The dissent also places significance on the fact that the limitation of liability clause was not highlighted in comparison to the contract’s other terms. However, the proper test is whether an important clause was particularly inconspicuous, as if the drafter intended to obscure the term. See Simpson, 373 S.C. at 27-28, 644 S.E.2d at 670; Williams, 350 F.2d at 449. In this case, the contract consisted of one page, the heading of the limitation clause was in all capital letters and in bold, and the clause and its heading were in the same print as the contract’s other terms. Thus, the record does not support a conclusion that the Gladdens lacked a meaningful choice whether to accept the terms of the contract.

CONCLUSION

Contractual limitation of a home inspector’s liability does not violate South Carolina public policy as expressed by the General Assembly and, as a matter of law, is not so oppressive that no reasonable person would make it and no fair and honest person would accept it. The circuit court’s order granting summary judgment to Palmetto is

AFFIRMED.

*147TOAL, C.J., and KITTREDGE, J., concur. BEATTY, J., dissenting in a separate opinion, in which HEARN, J., concurs.

. In full, the clause read as follows:

LIMIT OF LIABILITY: []It is understood and agreed that should [Palmetto] and/or its agents or employees be found liable for any loss or damages resulting from a failure to perform any of it’s [sic] obligations, including but not limited to negligence, []breach of contract or otherwise, the the [sic] liability of [Palmetto] and/or it’s [sic] agents or employees shall be limited to a sum equal to the amount of the fee paid by the client for this inspection and report.

. This fact alone substantially distinguishes South Cárolina’s public policy from that of New Jersey and this case from Lucier v. Williams, 366 N.J.Super. 485, 841 A.2d 907 (2004), on which the dissent heavily relies. The Lucier court pointed to the requirement under New Jersey statutory law that home inspectors maintain errors and omissions insurance and called this fact "[¡important to [its] analysis[.]” Lucier, 841 A.2d at 914-15. This distinction is highly significant, since enforcement of a liability limit in the home inspection contract would conflict with the clear intent of the New Jersey legislature that purchasers have recourse to insurance coverage in the case of a home inspector’s negligence.

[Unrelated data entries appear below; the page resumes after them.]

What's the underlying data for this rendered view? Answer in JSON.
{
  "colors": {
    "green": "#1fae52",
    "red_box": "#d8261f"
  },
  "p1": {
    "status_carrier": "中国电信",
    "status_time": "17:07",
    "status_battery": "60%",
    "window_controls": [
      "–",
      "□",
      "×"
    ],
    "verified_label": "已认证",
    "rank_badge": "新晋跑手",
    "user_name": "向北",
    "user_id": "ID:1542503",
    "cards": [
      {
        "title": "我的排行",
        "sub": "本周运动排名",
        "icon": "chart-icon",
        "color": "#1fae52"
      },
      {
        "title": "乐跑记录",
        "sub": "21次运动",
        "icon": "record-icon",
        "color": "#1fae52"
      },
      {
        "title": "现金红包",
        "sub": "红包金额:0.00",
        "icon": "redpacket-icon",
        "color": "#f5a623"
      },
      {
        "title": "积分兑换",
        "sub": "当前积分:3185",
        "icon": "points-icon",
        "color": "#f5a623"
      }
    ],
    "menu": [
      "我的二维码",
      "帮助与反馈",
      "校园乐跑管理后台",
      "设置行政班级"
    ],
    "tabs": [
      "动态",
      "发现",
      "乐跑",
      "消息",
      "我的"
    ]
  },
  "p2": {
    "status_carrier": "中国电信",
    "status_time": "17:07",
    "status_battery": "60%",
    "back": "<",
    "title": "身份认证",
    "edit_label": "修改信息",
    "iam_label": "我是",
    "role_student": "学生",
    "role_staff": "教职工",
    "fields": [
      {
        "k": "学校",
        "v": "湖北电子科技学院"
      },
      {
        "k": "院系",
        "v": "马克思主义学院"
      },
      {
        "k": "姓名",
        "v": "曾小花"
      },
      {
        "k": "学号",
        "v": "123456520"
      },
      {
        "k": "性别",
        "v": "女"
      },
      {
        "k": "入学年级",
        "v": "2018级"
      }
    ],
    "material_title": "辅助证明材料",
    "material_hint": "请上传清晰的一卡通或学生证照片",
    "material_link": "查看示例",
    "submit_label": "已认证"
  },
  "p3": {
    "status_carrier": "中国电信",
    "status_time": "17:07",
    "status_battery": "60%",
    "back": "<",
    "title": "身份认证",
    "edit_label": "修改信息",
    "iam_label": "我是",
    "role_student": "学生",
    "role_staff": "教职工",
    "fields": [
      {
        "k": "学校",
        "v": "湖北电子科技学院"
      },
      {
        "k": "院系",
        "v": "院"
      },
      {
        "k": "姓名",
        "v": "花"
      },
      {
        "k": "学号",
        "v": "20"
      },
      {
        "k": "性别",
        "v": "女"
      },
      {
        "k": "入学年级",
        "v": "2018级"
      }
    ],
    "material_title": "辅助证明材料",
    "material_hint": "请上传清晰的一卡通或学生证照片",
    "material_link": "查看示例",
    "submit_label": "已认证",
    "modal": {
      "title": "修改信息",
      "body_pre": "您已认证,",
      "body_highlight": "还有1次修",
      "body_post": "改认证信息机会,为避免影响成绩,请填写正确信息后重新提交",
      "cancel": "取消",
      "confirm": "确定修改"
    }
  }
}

. The dissent again relies on Lucier v. Williams, a New Jersey decision that represents a dramatic departure from the narrow traditional use of unconscionability doctrine and markedly different from that of South Carolina law. See Lucier, 841 A.2d at 911 ("There is no hard and fast definition of unconscionability.... [It] is an amorphous concept obviously designed to establish a broad business ethic. The standard of conduct that the term implies is a lack of good faith, honesty in fact and observance of fair dealing.” (internal quotation marks and citations omitted)); cf. Simpson, supra; Williams, infra. As for Pitts v. Watkins, another case on which the dissent relies, we agree with the Pitts dissent that Pitts dramatically departs from contract and unconscionability law, effectively rewriting a contract the court found "unfair” but that fell far short of oppression and completely omitting analysis whether the plaintiffs had a meaningful choice in entering into the contract. See 905 So.2d 553, 559-64 (2005) (Dickinson, J., dissenting).